Yet, even with all those factors, Select Water’s share price is up nearly 65% year to date, and it may not be done.
When necessity and opportunity meet…
Many seasoned investors may be able to rattle off some companies producing oil and gas in various U.S. shale regions, such as the Bakken and the Permian Basin. Some may even be able to name a few service providers, but Select Water is even further behind the scenes.
Put simply, this Texas-based company provides water disposal, transport, and treatment services to shale drillers, and that’s a vital function because fracking is a water-intensive endeavor. A decade ago, a single well in the Permian Basin needed 11 million gallons of water per day to function. Obviously, that’s a massive demand.
It’s not only the built-in demand that bodes well for Select Water. First, not all water sources are convenient to shale wells, so someone has to move the H2O from the source to the shale.
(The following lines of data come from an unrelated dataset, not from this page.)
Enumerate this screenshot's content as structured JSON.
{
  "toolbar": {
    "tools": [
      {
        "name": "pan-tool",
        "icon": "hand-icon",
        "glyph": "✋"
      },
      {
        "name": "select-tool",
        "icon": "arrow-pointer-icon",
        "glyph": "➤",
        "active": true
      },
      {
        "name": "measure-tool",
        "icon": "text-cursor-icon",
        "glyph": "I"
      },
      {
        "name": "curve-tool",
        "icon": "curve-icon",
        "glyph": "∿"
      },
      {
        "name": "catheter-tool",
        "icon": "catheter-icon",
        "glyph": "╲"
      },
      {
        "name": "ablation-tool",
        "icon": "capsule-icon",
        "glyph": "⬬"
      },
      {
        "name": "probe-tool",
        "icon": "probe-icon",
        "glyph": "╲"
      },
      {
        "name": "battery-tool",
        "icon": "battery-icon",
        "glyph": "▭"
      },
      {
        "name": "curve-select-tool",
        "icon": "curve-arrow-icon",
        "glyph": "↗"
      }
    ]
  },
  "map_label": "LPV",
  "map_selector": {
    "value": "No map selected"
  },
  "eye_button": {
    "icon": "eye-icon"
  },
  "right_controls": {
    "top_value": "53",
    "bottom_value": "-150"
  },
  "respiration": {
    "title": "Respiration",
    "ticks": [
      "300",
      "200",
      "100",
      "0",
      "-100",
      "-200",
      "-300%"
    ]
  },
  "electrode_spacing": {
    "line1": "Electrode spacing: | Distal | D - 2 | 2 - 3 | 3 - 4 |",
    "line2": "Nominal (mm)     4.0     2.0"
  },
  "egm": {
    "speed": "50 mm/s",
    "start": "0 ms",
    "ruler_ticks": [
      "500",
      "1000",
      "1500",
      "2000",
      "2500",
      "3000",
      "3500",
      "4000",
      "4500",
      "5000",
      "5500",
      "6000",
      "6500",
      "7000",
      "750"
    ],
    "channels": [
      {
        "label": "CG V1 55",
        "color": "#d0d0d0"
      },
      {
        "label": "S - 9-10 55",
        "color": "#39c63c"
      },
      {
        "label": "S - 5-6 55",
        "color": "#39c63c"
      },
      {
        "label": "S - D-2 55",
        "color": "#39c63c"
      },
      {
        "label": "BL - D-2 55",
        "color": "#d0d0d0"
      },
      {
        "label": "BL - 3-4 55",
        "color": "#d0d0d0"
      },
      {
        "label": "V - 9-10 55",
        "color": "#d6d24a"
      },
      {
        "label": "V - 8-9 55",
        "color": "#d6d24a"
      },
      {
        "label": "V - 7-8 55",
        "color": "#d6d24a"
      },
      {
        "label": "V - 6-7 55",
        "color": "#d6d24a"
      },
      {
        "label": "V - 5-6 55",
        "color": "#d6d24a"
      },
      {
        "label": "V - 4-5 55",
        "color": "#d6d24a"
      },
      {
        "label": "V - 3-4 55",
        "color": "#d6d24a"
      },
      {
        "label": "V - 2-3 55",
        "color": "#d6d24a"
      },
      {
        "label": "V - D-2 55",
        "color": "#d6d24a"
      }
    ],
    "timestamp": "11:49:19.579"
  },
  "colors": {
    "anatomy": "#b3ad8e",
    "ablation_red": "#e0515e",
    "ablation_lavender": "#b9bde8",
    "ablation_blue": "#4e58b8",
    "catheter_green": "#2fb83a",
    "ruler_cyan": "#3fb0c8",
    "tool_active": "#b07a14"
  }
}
That demand is likely one reason why first-quarter margins and revenue in Select Water’s water services segment increased at impressive paces.
Second, water isn’t an infinite resource, and the excess that’s run through shale wells needs to be properly treated and disposed of. These aren’t glamorous businesses, but Select Water executes in these areas with high aptitude, as shown by a 19.2% sequential increase in water infrastructure revenue coupled with a margin increase of 210 basis points in the first quarter.
Hit the Select button
By no means is Select Water a traditional water stock, but it’s not the run-of-the-mill oil stock, either. In fact, the water infrastructure company may be protected against a dramatic decline in oil prices, as the average break-even price for many shale producers is $60 to $65 per barrel, well below the $81.50 level seen on May 11.
Further support for the Select Water thesis comes from its $56 million in cash on hand at the end of the first quarter. That doesn’t sound like much, but it’s more than triple the amount the company had at the end of 2025, indicating the balance sheet is trending in the right direction.
Speaking of things heading in the right direction, Select Water is bringing new projects in the current quarter and the next one. At the same time, guidance for the water infrastructure business was boosted by 25% to 30%, indicating this stock has the potential to deliver more upside.
Should you buy stock in Select Water Solutions right now?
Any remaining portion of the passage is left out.